8
Con los ojos vueltos hacia sus recuerdos, Johannes rememoraba aquel primer día en la casa de Ennelin. Se sentía estafado. Ahora que había conocido a su prometida, comprendió la risa burlona del alcalde. Nunca había esperado semejante deslealtad de Gustav von der Isern Türe. Mil florines era una miseria para aceptar semejante presente griego. Aunque, en rigor, más que al mítico caballo de Troya, su futura esposa le recordaba al Minotauro, suponiendo que Ennelin pudiera exhibir un vestigio de anatomía humana.
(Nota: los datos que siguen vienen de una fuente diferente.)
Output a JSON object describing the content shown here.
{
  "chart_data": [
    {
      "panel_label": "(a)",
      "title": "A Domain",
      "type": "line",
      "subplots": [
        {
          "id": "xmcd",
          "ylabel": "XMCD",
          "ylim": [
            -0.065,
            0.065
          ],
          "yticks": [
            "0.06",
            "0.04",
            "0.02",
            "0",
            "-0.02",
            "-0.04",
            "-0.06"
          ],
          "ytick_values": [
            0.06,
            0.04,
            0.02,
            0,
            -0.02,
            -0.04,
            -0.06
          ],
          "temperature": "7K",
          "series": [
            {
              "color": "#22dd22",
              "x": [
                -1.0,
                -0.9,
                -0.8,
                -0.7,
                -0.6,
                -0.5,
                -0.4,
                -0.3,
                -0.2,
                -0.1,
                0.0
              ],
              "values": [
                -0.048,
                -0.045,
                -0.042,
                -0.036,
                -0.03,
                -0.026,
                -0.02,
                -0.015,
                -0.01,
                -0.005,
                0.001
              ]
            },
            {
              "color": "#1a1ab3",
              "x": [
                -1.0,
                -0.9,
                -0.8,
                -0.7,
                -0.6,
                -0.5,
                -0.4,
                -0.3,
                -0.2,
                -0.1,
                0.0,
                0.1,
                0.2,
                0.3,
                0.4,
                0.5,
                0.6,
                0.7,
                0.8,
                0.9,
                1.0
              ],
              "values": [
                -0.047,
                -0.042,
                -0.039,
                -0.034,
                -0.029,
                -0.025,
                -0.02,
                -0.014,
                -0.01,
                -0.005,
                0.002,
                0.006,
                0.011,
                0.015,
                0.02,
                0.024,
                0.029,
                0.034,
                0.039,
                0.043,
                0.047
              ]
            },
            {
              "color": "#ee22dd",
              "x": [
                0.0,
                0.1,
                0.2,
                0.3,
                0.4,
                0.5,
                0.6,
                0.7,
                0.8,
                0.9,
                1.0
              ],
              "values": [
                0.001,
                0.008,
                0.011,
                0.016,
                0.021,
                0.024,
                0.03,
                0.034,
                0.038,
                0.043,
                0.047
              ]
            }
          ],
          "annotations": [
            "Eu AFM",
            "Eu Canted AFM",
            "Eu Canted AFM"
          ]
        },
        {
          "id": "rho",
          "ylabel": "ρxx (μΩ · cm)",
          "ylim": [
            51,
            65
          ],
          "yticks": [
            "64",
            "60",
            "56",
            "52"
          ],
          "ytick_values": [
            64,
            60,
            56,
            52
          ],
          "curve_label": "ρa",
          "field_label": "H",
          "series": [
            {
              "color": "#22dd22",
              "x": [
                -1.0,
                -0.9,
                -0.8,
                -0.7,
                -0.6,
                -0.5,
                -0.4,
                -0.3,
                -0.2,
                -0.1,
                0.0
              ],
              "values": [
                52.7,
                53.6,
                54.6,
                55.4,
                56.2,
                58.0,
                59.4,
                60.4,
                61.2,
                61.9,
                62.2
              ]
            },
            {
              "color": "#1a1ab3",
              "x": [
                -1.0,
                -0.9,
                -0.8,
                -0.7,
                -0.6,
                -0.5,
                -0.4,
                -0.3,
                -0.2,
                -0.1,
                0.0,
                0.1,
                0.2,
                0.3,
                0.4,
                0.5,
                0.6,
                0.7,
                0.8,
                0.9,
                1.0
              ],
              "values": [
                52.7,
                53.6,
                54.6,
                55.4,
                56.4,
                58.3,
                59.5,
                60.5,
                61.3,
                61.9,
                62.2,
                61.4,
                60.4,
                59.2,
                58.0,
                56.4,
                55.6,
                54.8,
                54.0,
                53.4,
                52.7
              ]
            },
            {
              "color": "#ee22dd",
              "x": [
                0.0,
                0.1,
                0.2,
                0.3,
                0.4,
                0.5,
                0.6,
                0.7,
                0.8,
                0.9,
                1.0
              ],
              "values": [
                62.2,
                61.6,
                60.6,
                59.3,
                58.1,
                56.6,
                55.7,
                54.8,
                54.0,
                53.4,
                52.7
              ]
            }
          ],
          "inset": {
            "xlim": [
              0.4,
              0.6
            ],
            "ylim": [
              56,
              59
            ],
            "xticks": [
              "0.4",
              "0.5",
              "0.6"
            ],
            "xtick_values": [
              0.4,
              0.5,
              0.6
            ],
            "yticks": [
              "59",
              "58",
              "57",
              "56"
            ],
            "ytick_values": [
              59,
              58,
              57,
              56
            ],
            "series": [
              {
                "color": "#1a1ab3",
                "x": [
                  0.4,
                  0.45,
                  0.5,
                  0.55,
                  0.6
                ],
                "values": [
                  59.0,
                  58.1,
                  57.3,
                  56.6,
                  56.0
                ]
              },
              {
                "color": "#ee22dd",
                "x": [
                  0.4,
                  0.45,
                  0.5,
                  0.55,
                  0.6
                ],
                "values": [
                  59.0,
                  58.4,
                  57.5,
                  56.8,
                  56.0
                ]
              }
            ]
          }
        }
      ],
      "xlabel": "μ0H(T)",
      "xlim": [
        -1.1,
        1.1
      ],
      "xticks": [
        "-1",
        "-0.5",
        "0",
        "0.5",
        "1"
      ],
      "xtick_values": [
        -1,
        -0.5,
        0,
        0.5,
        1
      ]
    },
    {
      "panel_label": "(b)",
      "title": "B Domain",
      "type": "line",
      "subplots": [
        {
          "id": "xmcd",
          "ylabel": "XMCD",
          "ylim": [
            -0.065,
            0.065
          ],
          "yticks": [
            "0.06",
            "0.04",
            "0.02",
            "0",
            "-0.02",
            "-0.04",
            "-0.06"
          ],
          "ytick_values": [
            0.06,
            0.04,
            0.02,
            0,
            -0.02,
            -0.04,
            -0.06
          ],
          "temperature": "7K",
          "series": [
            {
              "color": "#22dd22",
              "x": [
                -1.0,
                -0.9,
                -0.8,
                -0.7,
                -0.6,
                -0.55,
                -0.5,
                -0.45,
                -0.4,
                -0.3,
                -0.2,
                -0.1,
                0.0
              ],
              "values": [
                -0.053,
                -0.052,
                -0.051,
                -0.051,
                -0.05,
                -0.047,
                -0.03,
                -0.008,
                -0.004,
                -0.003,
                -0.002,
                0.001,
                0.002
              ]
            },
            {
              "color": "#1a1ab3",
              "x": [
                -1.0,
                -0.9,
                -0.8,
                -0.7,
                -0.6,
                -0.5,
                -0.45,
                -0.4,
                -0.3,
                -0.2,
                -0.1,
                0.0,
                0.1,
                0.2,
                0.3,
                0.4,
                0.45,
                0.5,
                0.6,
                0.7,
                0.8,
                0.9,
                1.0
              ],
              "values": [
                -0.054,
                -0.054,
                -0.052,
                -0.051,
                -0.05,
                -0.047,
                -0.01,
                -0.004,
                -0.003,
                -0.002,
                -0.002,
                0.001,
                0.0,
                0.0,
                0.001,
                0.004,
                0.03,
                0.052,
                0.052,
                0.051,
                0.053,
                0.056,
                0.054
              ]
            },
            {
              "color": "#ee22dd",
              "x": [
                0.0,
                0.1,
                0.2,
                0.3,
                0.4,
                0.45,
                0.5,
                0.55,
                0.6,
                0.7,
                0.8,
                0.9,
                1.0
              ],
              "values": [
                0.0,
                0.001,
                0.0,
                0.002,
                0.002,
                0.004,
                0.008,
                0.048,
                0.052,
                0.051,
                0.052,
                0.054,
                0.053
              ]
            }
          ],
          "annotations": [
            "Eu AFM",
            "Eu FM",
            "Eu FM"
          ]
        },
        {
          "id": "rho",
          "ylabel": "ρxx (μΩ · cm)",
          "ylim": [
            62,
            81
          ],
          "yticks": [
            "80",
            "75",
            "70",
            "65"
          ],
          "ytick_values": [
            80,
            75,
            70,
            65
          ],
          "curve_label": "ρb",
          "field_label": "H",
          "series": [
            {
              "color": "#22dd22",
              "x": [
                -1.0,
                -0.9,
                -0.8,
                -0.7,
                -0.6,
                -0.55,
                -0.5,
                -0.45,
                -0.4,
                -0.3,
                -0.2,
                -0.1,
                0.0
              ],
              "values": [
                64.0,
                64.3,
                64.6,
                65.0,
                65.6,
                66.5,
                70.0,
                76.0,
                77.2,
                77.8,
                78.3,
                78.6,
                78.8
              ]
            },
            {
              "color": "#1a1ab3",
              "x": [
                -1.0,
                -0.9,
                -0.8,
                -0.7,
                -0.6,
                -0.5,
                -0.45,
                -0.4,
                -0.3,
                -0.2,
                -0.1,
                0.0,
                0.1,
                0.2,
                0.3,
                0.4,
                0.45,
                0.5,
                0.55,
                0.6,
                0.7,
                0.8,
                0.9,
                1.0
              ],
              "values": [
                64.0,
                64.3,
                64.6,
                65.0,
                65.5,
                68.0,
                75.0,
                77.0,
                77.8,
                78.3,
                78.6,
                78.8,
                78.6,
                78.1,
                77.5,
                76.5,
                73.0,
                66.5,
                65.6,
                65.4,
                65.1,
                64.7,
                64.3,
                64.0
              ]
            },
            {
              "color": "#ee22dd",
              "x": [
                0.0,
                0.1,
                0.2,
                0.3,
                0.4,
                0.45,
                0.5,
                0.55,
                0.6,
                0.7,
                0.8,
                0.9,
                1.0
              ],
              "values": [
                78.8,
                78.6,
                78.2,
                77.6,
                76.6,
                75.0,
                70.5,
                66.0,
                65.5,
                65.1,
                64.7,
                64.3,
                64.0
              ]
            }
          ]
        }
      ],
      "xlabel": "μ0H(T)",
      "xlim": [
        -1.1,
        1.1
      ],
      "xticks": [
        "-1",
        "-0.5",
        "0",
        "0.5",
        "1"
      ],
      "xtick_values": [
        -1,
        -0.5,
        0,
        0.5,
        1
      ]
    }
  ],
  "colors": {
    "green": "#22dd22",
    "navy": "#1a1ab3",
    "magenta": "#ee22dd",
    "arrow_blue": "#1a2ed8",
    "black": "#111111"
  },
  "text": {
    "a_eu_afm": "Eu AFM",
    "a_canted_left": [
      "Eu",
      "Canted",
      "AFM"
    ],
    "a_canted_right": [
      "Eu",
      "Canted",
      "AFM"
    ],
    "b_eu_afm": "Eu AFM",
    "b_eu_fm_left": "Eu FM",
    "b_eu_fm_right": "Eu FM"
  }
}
De haberla conocido, Gutenberg habría estado en condiciones de exigir el Castillo de la Puerta de Hierro con todas sus pertenencias incluidas.
Hacía mucho tiempo que Johannes no disfrutaba de la compañía íntima de una mujer. Como un idiota, había llegado a ilusionarse con la más bella de las hijas de Gustav. El contraste con su hermana había sido impactante. Por mejor voluntad que pusiera de su parte, era imposible siquiera imaginar que pudiera cumplir con el deber marital. Su pequeño alter ego, tan necesitado de conocimiento carnal, jamás podría estar dispuesto a incorporarse para acompañarlo en semejante empresa. Pero había firmado un contrato y no tenía forma de echarse atrás; el incumplimiento del convenio establecido entre las familias Gutenberg y Von der Isern Türe podría acarrearle severas consecuencias judiciales, económicas y su palabra de caballero quedaría hundida para siempre en el fango de la deshonra. Por otra parte, ya había cobrado un porcentaje del dinero y necesitaba imperiosamente el resto.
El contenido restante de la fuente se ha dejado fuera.